System Surveyor allows users to specify specific products from many vendors, complete with product information and tech specs. For certain products (like cameras in a video surveillance system), System Surveyor can even show angles and depth of view on the design. Users can add product data for products not yet incorporated into the platform, which continues to expand its catalog and vendor partners.
Let’s not forget about infrastructure, either: for example, AI-enhanced cameras need cabling, in some cases both power and data. Mounts, brackets, central processing units, the list goes on— specifying exactly what a system needs in terms of products and infrastructure further increases the accuracy of a design (and of its bill of materials).
4. Generating accurate bills of materials (BOM)
Speaking of the bill of materials: increased system complexity and, in some cases, component costs may lead to clients and would-be clients who want a clearer, more transparent look into what they’re paying for.
For system integrators following the three previous best practices, this isn’t a huge ask. You already know exactly what components the system calls for, no guesstimating required.
Plus, System Surveyor tracks component costs along with other data points for thousands of devices and components. With System Surveyor, an automated bill of materials is always available, accounting for every single element that’s been placed into the system design.
This BoM updates in real time, too. If a client wants to know how upgrading or downgrading a certain device type will affect the total bill, you can show them instantly. Combined with the visual data on camera capabilities, this enables a great collaborative sales experience. You can show a client exactly what they’d lose in terms of coverage, image quality, camera depth and so on by downgrading (and exactly what they’d gain by upgrading).
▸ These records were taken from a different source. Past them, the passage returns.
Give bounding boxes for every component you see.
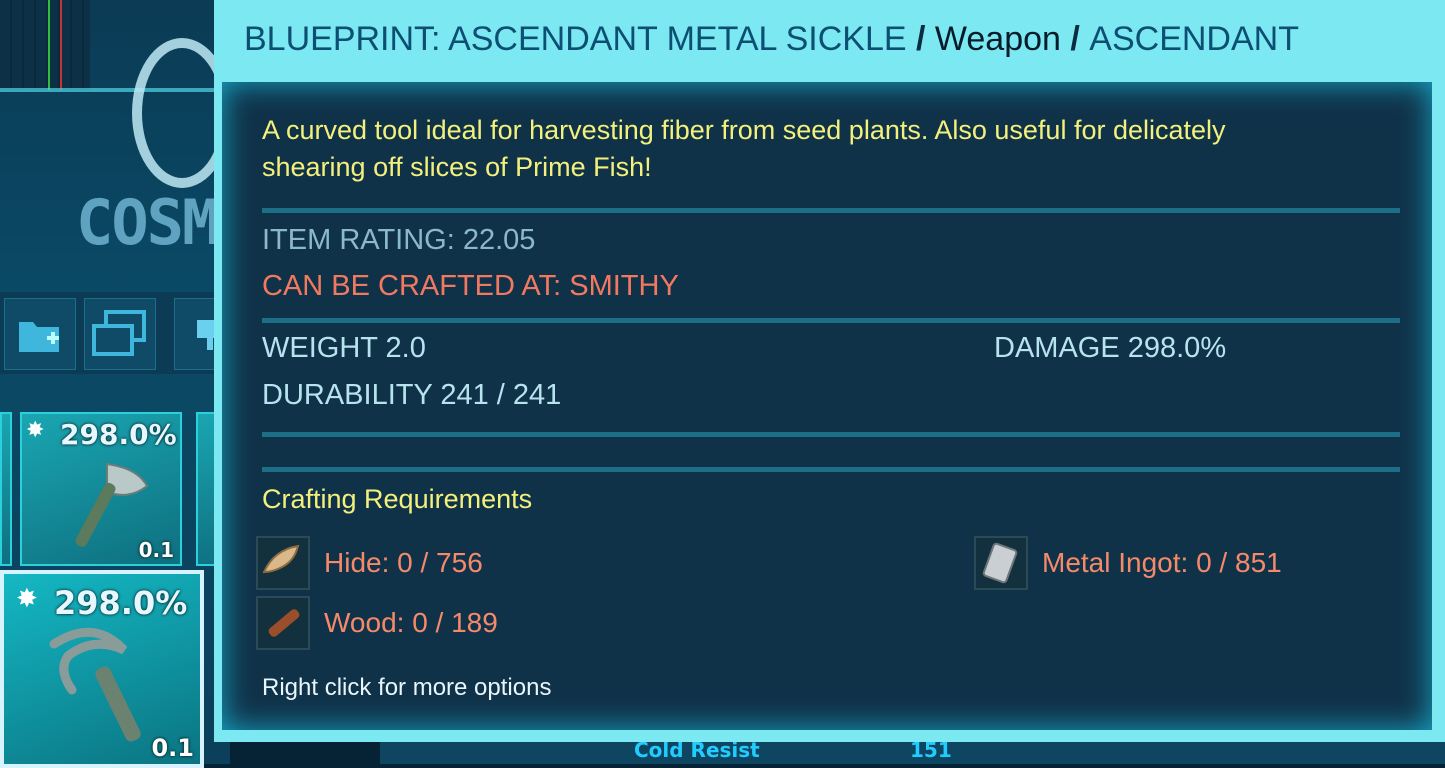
requirement-hide: Hide: 0 / 756 — [256, 536, 483, 590]
split-window-icon[interactable] — [84, 298, 156, 370]
cosmetics-tab-label[interactable]: COSM — [76, 186, 219, 259]
requirement-label: Wood: 0 / 189 — [324, 607, 498, 638]
title-separator: / — [1060, 20, 1090, 58]
item-rating: ITEM RATING: 22.05 — [262, 224, 536, 256]
title-separator: / — [906, 20, 935, 58]
inventory-slot-sickle-selected[interactable]: ✸ 298.0% 0.1 — [0, 570, 204, 768]
inventory-slot-hatchet[interactable]: ✸ 298.0% 0.1 — [20, 412, 182, 566]
hide-icon — [256, 536, 310, 590]
right-click-hint: Right click for more options — [262, 674, 552, 701]
tooltip-title: BLUEPRINT: ASCENDANT METAL SICKLE / Weap… — [244, 20, 1299, 59]
sickle-icon — [49, 627, 141, 742]
stats-graph — [0, 0, 90, 90]
requirement-wood: Wood: 0 / 189 — [256, 596, 498, 650]
title-item-quality: ASCENDANT — [1089, 20, 1299, 58]
item-tooltip: BLUEPRINT: ASCENDANT METAL SICKLE / Weap… — [214, 0, 1445, 742]
wood-icon — [256, 596, 310, 650]
item-damage: DAMAGE 298.0% — [994, 332, 1227, 364]
slot-damage: 298.0% — [60, 418, 177, 451]
new-folder-icon[interactable] — [4, 298, 76, 370]
divider — [262, 208, 1400, 213]
requirement-label: Metal Ingot: 0 / 851 — [1042, 547, 1282, 578]
item-durability: DURABILITY 241 / 241 — [262, 379, 562, 411]
star-icon: ✸ — [26, 418, 45, 443]
title-item-type: Weapon — [934, 20, 1061, 58]
divider — [262, 467, 1400, 472]
requirement-metal-ingot: Metal Ingot: 0 / 851 — [974, 536, 1282, 590]
crafted-at: CAN BE CRAFTED AT: SMITHY — [262, 270, 679, 302]
divider — [262, 432, 1400, 437]
inventory-panel: COSM ✸ 298.0% 0.1 ✸ 298.0% 0.1 — [0, 0, 234, 768]
item-description: A curved tool ideal for harvesting fiber… — [262, 115, 1226, 182]
divider — [262, 318, 1400, 323]
tooltip-body: A curved tool ideal for harvesting fiber… — [222, 82, 1432, 730]
title-item-name: BLUEPRINT: ASCENDANT METAL SICKLE — [244, 20, 907, 58]
slot-weight: 0.1 — [138, 538, 174, 562]
crafting-requirements-title: Crafting Requirements — [262, 484, 533, 514]
inventory-slot-partial-left[interactable] — [0, 412, 12, 566]
slot-weight: 0.1 — [151, 734, 194, 762]
metal-ingot-icon — [974, 536, 1028, 590]
requirement-label: Hide: 0 / 756 — [324, 547, 483, 578]
star-icon: ✸ — [16, 584, 38, 614]
item-weight: WEIGHT 2.0 — [262, 332, 426, 364]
5. Working with a digital as-built for ongoing management
Complex systems may require more ongoing support and maintenance. This is both a complication and an opportunity for system integrators.
First, the complication: someone must keep track of what support, updates and maintenance is required of various system components. This historically has not been a point of strength for businesses with physical security systems. But when a digital as-built is available, businesses and system integrators alike can keep the as-built current when changes are made. And System Surveyor includes maintenance schedules and end-of-life estimates for many security devices, giving users a clearer sense of what’s needed when.
Next, the opportunity: increased complexity leads to an increased need for ongoing maintenance and updates, and this increased need can translate into more revenue for your business.
This modernization moment is the perfect time to introduce a long-term maintenance plan or relationship, where your business becomes more than a system design and implementation house. You become an on-call service provider — and you reap the monthly recurring revenue that comes with that added responsibility. Then, years down the road when a client needs a major rebuild, you’ve nurtured that relationship so that they don’t look for options; they come straight to you.